Por desgracia, Jim no vivió para ver editado este disco, 'I Got A Name' ni para ver el inmenso éxito que obtuvo el single que daba título a este álbum, que mostraba a un Jim Croce que había adquirido una madurez musical impresionante y que dejó en este trabajo quizá sus mejores composiciones. El 20 de septiembre, (8 días antes del tercer cumpleaños de su hijo A.J. Croce), un día inicialmente feliz para Jim Croce debido a que se había estrenado su sencillo “I Got A Name” y cuando Jim reemprendía con su grupo su gira tras acabar la grabación del nuevo álbum, el avión Beechcraft E18S que habían alquilado para viajar a Texas desde Louisiana, donde habían tocado la noche anterior para dar un concierto en el Austin College, no tomó suficiente altura en el despegue y parece ser que debido a la niebla, chocó contra el unico árbol que habia al final de la pista cuando apenas había levantado unos metros del suelo. La aeronave estalló, se incendió y todos sus ocupantes fallecieron. Días más tarde, Jim Croce fue enterrado en el Parque conmemorativo de su ciudad natal, Frazer, en Pensylvania.
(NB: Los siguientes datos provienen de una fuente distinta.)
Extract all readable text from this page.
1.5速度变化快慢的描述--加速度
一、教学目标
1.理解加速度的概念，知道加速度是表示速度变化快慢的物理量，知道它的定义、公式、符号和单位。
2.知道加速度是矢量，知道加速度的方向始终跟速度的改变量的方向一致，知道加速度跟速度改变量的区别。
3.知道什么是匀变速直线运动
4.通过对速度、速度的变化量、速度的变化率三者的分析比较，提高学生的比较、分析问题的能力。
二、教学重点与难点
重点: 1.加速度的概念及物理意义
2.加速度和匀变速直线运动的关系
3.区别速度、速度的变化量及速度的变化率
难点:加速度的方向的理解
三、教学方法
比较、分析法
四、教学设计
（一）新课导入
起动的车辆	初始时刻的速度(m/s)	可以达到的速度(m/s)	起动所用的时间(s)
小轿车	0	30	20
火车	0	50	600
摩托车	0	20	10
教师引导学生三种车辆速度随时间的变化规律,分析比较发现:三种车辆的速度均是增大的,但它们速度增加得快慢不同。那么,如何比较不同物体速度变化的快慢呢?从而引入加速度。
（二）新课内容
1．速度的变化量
Aquí terminaría la vida de un joven músico que nació de cara al éxito pero fue eclipsado por la sombra de otros artistas de mayor reconocimiento como fueron y son Johnny Cash, Bob Dylan, Leonard Cohen, Don McLean, Paul Simon o James Taylor. Jim Croce dejó un niño de 3 años, Adrian James (nacido el 28 de septiembre de 1971) actualmente es un cantante, compositor, músico y pianista, y una mujer a la que había amado durante toda su vida y por la que lo dejó todo, pero también nos legó una de las mejores voces masculinas jamás escuchadas en la historia de la música, unas letras impactantes cargadas de pensamientos, experiencias personales e historias fascinantes, y cómo no, una obra excelente que te produce un escalofrío y te saca la misma sonrisa que Jim Croce mostraba al mundo.
Jim era una persona cálida, próxima, sencilla y abierta, una persona que tenía gran facilidad para hacer amigos. Fueron muchos los que tuvo en su vida. Cuando murió, una de ellas, Patti Dahlstrom le compuso esta gran canción, 'Sending My Good Thoughts To You”. En esta canción, Patti Dahlstrom decía: “Quedarse aquí, aguantar aquí, es la parte más dura del camino / los sentimientos no cambian / todas las cosas que planeamos ya nunca podremos hacerlas / y yo estoy aquí, enviando mis buenos pensamientos hacia ti”.



Time in a bottle es quizas su cancion mas conocida, simplemente con dos guitarras, una grave y otra aguda, que bailan alrededor de una voz melancólica que nace desde el mismisimo corazon, nos expresa el amor que siente, un amor dedicado a su hijo, un autentico testamento eterno, una verdadera obra maestra.